Già per esempio tocca fare la superflua (ma manco tanto) distinzione tra la musica che in un posto si fa e la musica che in posto viene fatta circolare: in mezzo ci stanno i SOLDI e quindi ogni saggezza va a fare in culo, no? In TV te e io non ci andremo mai, perché non siamo belli, e alla radio nemmeno, perché non siamo accessibili. La nostra musica - o buona parte della musica che ci piace - ha bisogno di troppa attenzione e di un minimo di predisposizione culturale perché possa essere veicolata dai media generalisti moderni che di fatto sono mezzi di DISTRAZIONE. Le masse non c’hanno voglia di pensare, caro cuoco, e di noi – o della nostra collezione di 5000 dischi – non sanno che minchia farsene. Anzi, siamo noi quelli fuori posto quando non abbiamo voglia di suonare Falco a metà al falò o quando ci teniamo a precisare che Zucchero NON è un bluesman, Bo Diddley sì.
Io allora – anzi no: io e la mia spocchia, sono mesi che ci pensiamo. Da quando hai scritto questo pezzo e da quando m’è capitato di mettere le mani su dei pezzi di questi gruppetti rock italiani propostimi da gente. Io ho voluto SAPERE e CAPIRE a che punto stiamo, soprattutto perché ho una tesi, ma mo’ non facciamo casino come al solito.

L’altro pomeriggio mi sono messo di buzzo buono su Youtube e inghiottendo amaro mi sono fatto un po’ di giri per capire chi siano in realtà questi personaggi che popolano il sottobosco italiano, che spopolano al primo maggio, che riempiono i palinsesti di radio di cui non sospettavo nemmeno l’esistenza e che vanno su MTV di sera tardi quando la pubblicità costa meno.

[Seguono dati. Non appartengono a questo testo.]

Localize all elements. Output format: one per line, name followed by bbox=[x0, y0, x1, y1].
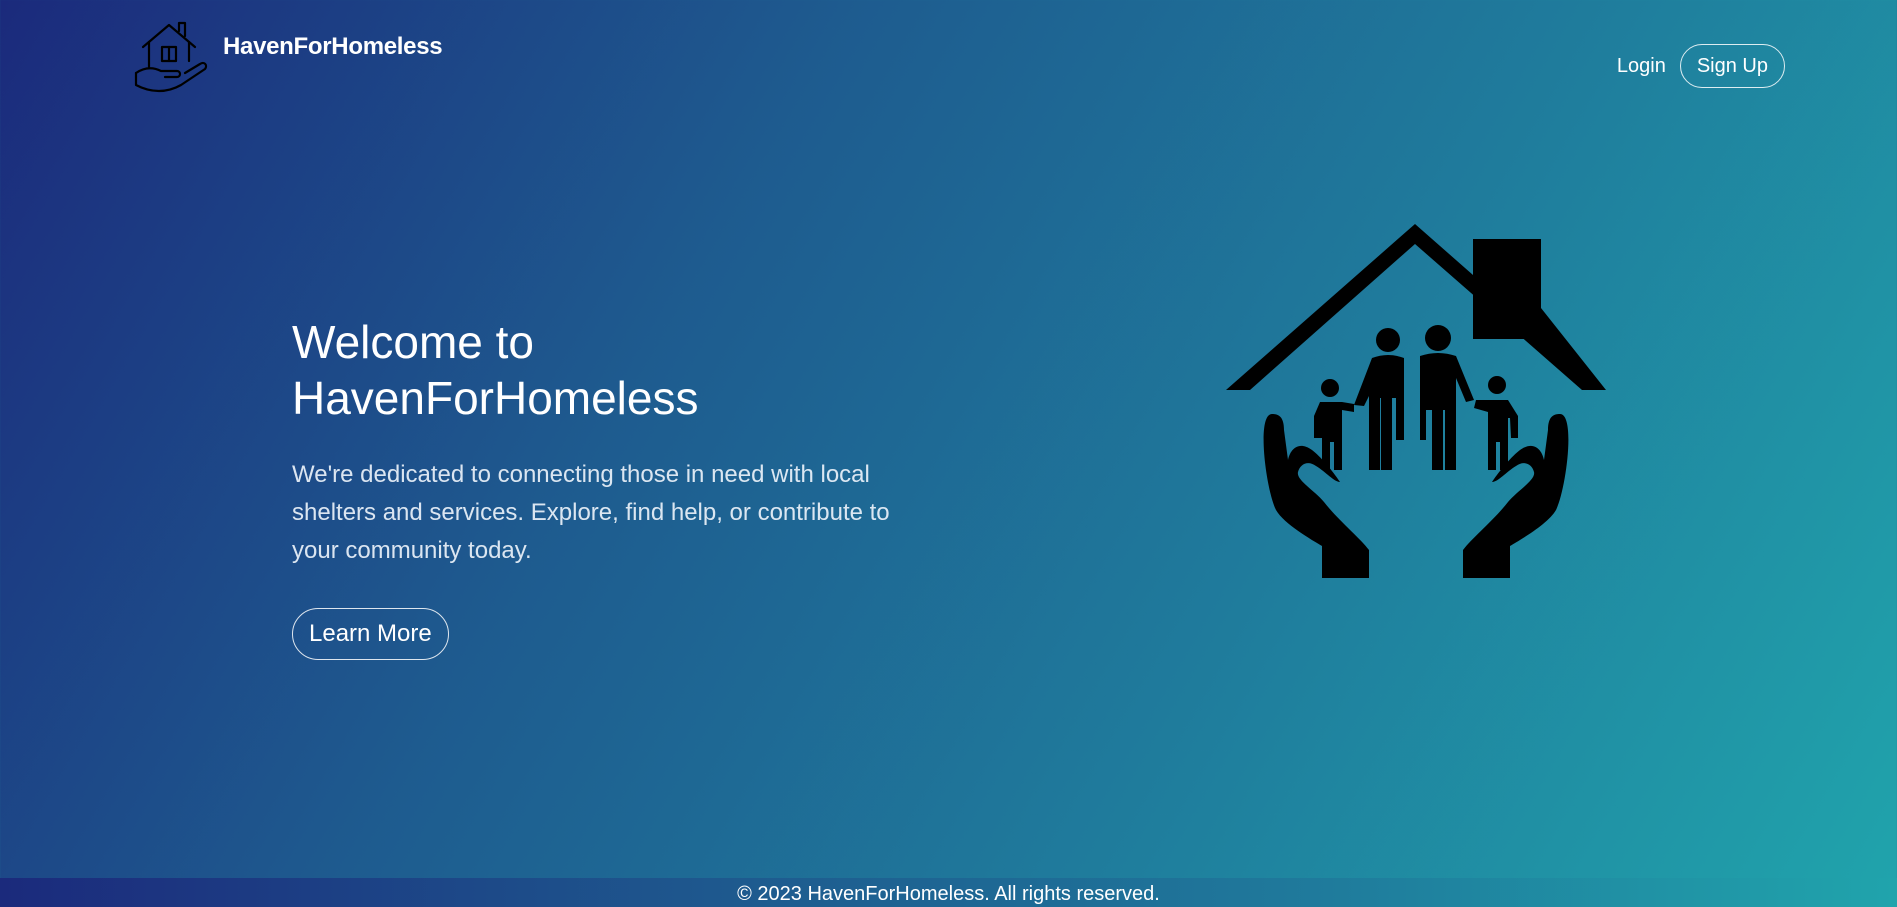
copyright-text: © 2023 HavenForHomeless. All rights rese… bbox=[737, 883, 1160, 905]
hero-title-line1: Welcome to bbox=[292, 316, 535, 368]
site-header: HavenForHomeless Login Sign Up bbox=[0, 0, 1897, 110]
brand-name: HavenForHomeless bbox=[223, 33, 443, 60]
hero-title-line2: HavenForHomeless bbox=[292, 372, 699, 424]
top-nav: Login Sign Up bbox=[1609, 44, 1785, 88]
hero-description: We're dedicated to connecting those in n… bbox=[292, 461, 890, 564]
site-footer: © 2023 HavenForHomeless. All rights rese… bbox=[0, 878, 1897, 907]
hero-title: Welcome to HavenForHomeless bbox=[292, 314, 972, 426]
house-in-hand-icon bbox=[134, 21, 208, 93]
learn-more-button[interactable]: Learn More bbox=[292, 608, 449, 660]
signup-button[interactable]: Sign Up bbox=[1679, 44, 1785, 88]
family-house-hands-icon bbox=[1226, 224, 1606, 578]
hero-section: Welcome to HavenForHomeless We're dedica… bbox=[292, 314, 972, 660]
brand-link[interactable]: HavenForHomeless bbox=[133, 17, 443, 95]
login-link[interactable]: Login bbox=[1609, 47, 1674, 86]
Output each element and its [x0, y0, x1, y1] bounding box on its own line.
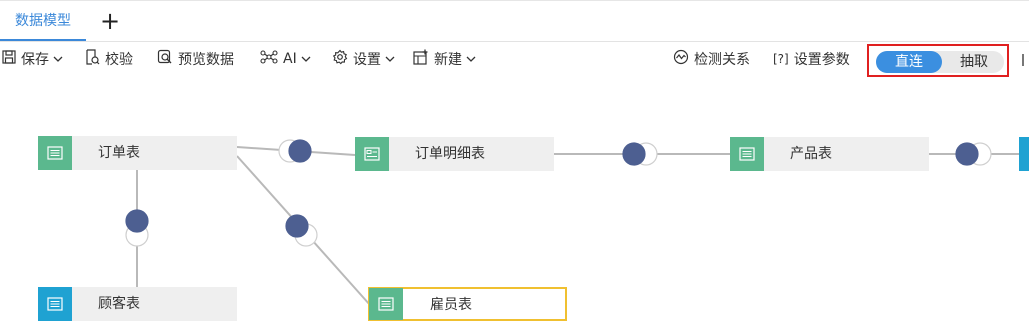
table-icon — [369, 288, 403, 320]
join-connector — [955, 142, 992, 166]
join-connector — [622, 142, 658, 166]
table-node-label: 顾客表 — [98, 296, 140, 312]
table-icon — [1019, 137, 1029, 171]
table-node-customers[interactable]: 顾客表 — [38, 287, 237, 321]
table-node-label: 雇员表 — [430, 297, 472, 313]
detail-table-icon — [355, 137, 389, 171]
join-connector — [278, 139, 312, 163]
table-node-employees[interactable]: 雇员表 — [368, 287, 567, 321]
join-connector — [285, 214, 318, 247]
table-node-products[interactable]: 产品表 — [730, 137, 929, 171]
table-icon — [730, 137, 764, 171]
table-node-order-details[interactable]: 订单明细表 — [355, 137, 554, 171]
table-node-label: 产品表 — [790, 146, 832, 162]
join-connector — [125, 209, 149, 247]
table-node-label: 订单明细表 — [415, 146, 485, 162]
table-node-orders[interactable]: 订单表 — [38, 136, 237, 170]
table-icon — [38, 287, 72, 321]
table-node-partial[interactable] — [1019, 137, 1029, 171]
table-node-label: 订单表 — [98, 145, 140, 161]
table-icon — [38, 136, 72, 170]
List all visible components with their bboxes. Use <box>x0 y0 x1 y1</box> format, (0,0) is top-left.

Onestamente, non mi sono accollato di andare a scavare nelle zone punk o metal o elettronica, sia perché son discorsi a parte, sia perché il panorama è troppo vasto e onestamente non mi regge, sia – infine – perché il pop, proprio perché essendo tutto e niente può essere che cavolo je pare, è uno degli indici più evidenti dello stato di salute culturale di una nazione.

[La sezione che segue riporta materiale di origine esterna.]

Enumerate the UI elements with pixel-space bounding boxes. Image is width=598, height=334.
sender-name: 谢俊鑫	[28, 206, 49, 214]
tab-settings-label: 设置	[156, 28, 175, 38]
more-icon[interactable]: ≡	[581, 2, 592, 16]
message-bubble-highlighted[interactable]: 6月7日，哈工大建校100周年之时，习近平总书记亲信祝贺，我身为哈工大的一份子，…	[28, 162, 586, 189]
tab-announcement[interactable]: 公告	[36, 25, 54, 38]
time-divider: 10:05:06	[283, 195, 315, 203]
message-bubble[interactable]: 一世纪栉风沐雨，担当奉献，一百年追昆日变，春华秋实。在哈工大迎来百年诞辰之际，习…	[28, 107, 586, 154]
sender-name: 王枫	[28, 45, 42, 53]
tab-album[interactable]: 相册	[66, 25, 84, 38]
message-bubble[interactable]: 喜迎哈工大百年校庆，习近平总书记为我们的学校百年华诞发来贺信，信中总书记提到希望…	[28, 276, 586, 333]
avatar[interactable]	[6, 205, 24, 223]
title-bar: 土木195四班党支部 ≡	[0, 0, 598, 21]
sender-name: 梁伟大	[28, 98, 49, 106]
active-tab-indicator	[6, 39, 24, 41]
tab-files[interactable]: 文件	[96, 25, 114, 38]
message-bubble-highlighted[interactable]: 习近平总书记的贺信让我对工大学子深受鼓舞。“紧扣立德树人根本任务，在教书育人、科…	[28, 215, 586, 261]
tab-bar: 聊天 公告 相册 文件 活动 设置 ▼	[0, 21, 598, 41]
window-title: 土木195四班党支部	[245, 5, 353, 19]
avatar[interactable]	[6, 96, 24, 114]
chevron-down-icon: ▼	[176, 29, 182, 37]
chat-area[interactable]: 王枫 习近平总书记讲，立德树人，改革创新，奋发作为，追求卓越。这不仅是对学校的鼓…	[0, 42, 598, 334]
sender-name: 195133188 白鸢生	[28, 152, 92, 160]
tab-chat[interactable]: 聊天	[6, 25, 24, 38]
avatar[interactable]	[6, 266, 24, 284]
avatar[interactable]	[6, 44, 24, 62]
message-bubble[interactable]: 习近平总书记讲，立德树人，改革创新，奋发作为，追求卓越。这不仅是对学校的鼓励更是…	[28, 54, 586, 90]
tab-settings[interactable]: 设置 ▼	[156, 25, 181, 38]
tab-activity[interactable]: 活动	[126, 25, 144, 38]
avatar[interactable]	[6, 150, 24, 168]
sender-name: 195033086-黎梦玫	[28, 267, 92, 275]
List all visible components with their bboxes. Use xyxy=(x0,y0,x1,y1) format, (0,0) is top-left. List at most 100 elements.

Mo’, non è solo per pregiudizio che se parliamo di pop italiano ci vengono in mente Michele Zarrillo e Gianna Nannini, e se parliamo di rock i Negrita: in effetti il pop italiano è sempre stato in mano a dei faciloni e il rock in mano a scimmiette - o nella peggiore delle ipotesi: a INTELLETTUALI. E qua ti volevo.
Se ci fai caso, praticamente tutto il pop e il rock italiano sfuggiti alle scimmiette o affrancatisi dal mos maiorum è stato fatto preda di rompicoglioni tronfi e tromboni (bella la rima e bella la metrica, dai) che li hanno accoppiati ai canti di lotta o al cantautorato poetico del peggior Dylan sfasciacazzi (quello che non rideva, mai) oppure che si sono buttati sull’ermetismo o sull’ermeneutica tout court (sì, mi sto riferendo a Franco “Trombone” Battiato). È stato così per i beat (il che fa ridere, visto che i Beatles erano VISIBILMENTE un gruppo che se la faceva prendere un sacco a bene), è stato così pure per i mods (nonostante le versioni originali fossero dei burloni attaccabrighe) e così è stato a maggior ragione per i fanatici del progressive rock, che almeno rimangono coerenti coi loro padrini che madonnasanta una cazzo di risata aoh: mai.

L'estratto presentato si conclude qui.